In truth, persona demographics can be essential for the effective use of personas.
Persona Demographics are Important
One clear example of the importance of persona demographics is Look Alike Analysis.
Look Alike Analysis is when you have identified potential customers but have no behavioral data for them. Lacking actual behavior data, you can use demographic data to identify likely behaviors ahead of time, as demographic data has been shown to correlate with certain customer behaviors.
Examples of Important Demographic Variables
Examples of demographic data that are important for the effective use of personas are:
- Age – certain products and services are targeted (or not targeted) for certain age groups, usually young or older segments. In some cases, products may be illegal to target certain age groups. For example, many products and services are not targeted at minors. Examples: gambling, erotica, alcohol, violent games, and rated movies. Other products are target exclusively at older customers. Examples: housing communities for 55+, retirement plans, and reverse mortgages.
- Cultural – certain forms of dress, food, holidays, and traditions are associated strongly with particular cultural groups. Examples: eating durian fruit, drinking soju, eating/not eating pork, and wearing burkas or face veils
- Income – certain products are outside the reach of certain income levels, regardless of the possible interest of the persons. Example: super expensive homes, premium vacations, and luxury products
- Gender – certain products are targeted to specific gender identities. Examples: bikinis, certain types of make-up, some kinds of dress, types of birth control
In each of these cases and others, the personas SHOULD have the appropriate demographic attribute, as the product or service is targeted or not target for these demographic variables.
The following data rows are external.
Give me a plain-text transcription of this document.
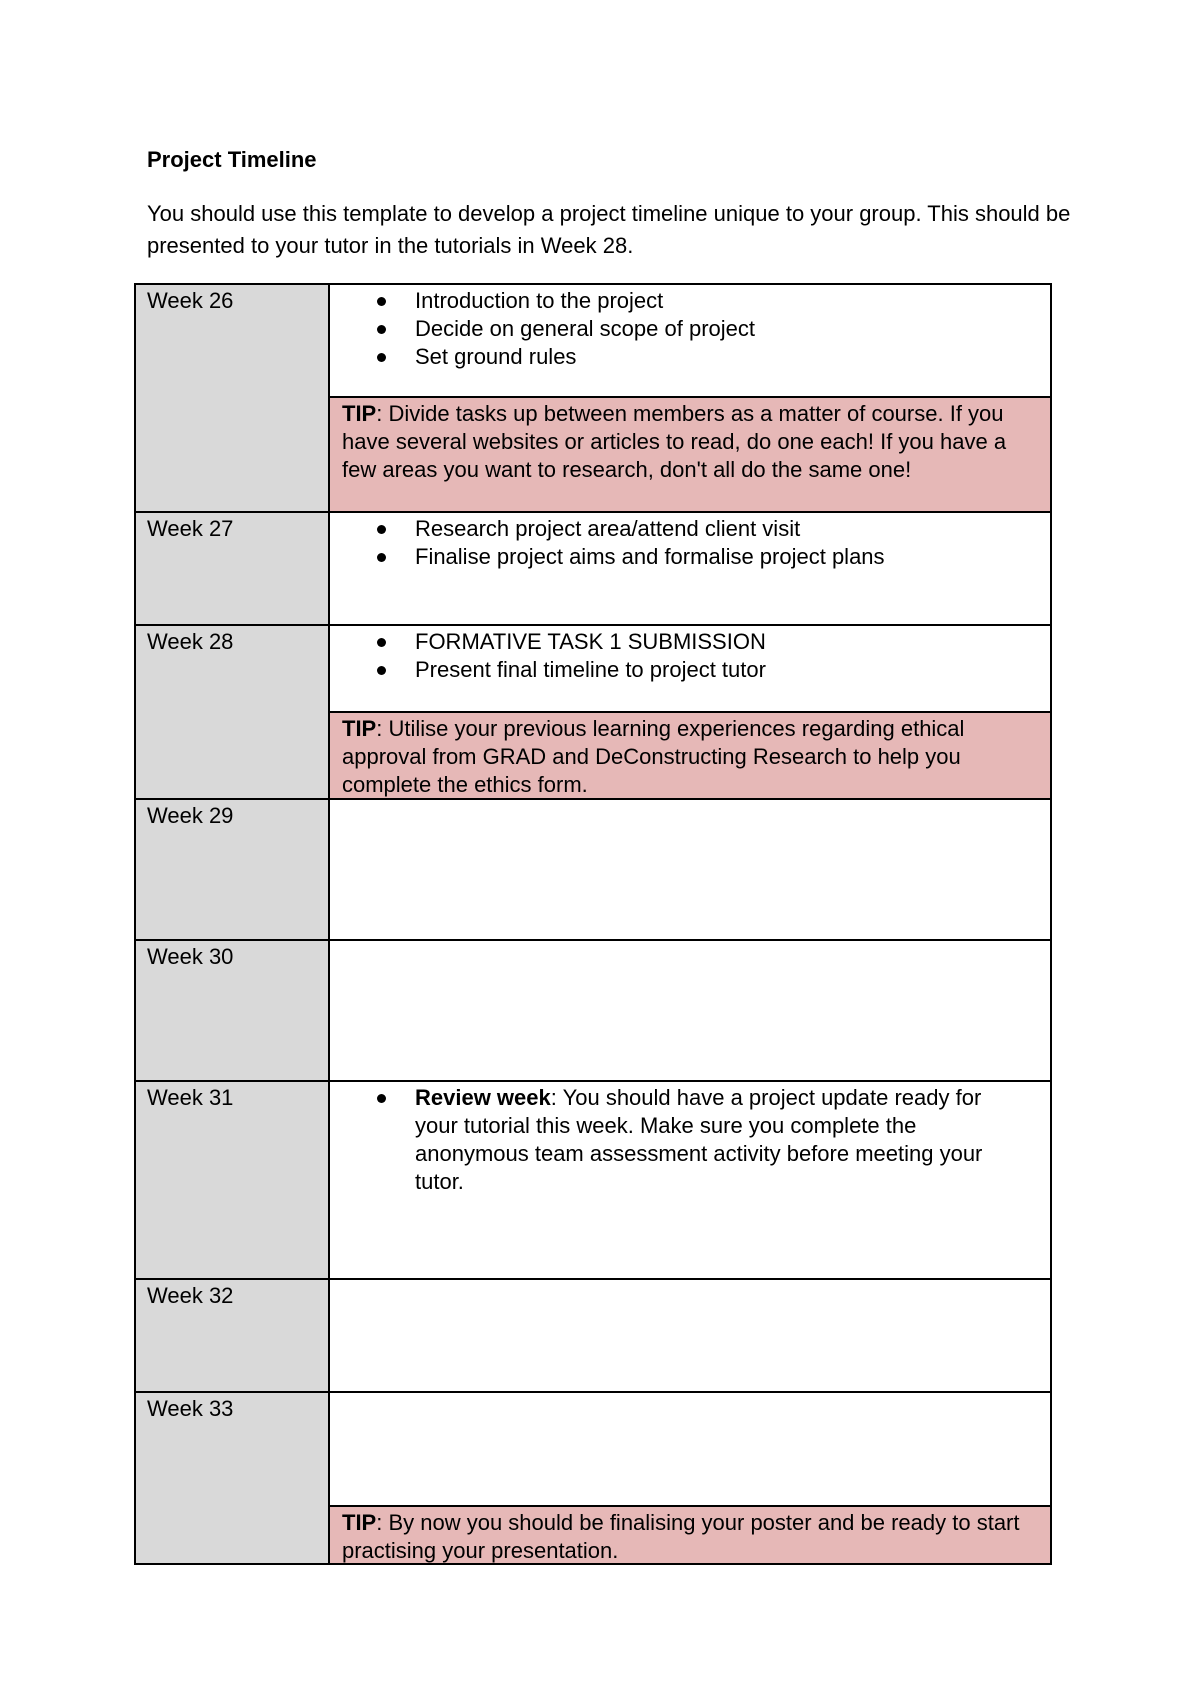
Project Timeline
You should use this template to develop a project timeline unique to your group. This should be presented to your tutor in the tutorials in Week 28.
Week 26	Introduction to the project
Decide on general scope of project
Set ground rules
TIP: Divide tasks up between members as a matter of course. If you have several websites or articles to read, do one each! If you have a few areas you want to research, don't all do the same one!
Week 27	Research project area/attend client visit
Finalise project aims and formalise project plans
Week 28	FORMATIVE TASK 1 SUBMISSION
Present final timeline to project tutor
TIP: Utilise your previous learning experiences regarding ethical approval from GRAD and DeConstructing Research to help you complete the ethics form.
Week 29
Week 30
Week 31	Review week: You should have a project update ready for your tutorial this week. Make sure you complete the anonymous team assessment activity before meeting your tutor.
Week 32
Week 33
TIP: By now you should be finalising your poster and be ready to start practising your presentation.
Also, these demographic attributes are often correlated with other behaviors that may be helpful in the design and development of the primary product or provide insights for gap analysis (i.e., identification of customer segments you are not reaching).
The key is to realize that demographics are a noisy factor — meaning there are individual demographic exceptions and demographic outliers for any product or service!
So, when you do have it, behavioral data trumps demographic data!
In APG Team research, Persona Research from The APG Team , we have found the following concerning persona demographics, persona factors, persona characteristics, and persona attributes:
- Nationality – has a strong correlation with behaviors. The ISO 3166 list of countries is a good proxy attribute for culture or ethnicity.
- Age – age has a medium correlation with behaviors. The US Census age categories list is good for the age attributes, but we find it too granular. We generally combine into three mega-age groupings (younger, middle, older).
- Gender – has a weak correlation with behaviors (it is noisy, but there are trends at times). Part of the ‘noise’ issue may be that most analytics platforms (a) use biological sex as a proxy for gender identity and (b) use gender as a categorical variable when it is a (somewhat) continuous variable. However, there is no other workable measure, at the moment, that we are aware of. So, we generally use Male/Female/Other as a proxy attribute for gender identity.
- Income – We have, as of yet, not investigated the correlation of income with behavior.
Take away Concerning Persona Demographics
In sum, depending on the product or service and the present or lack of behavior data, demographics are a valuable component of your personas.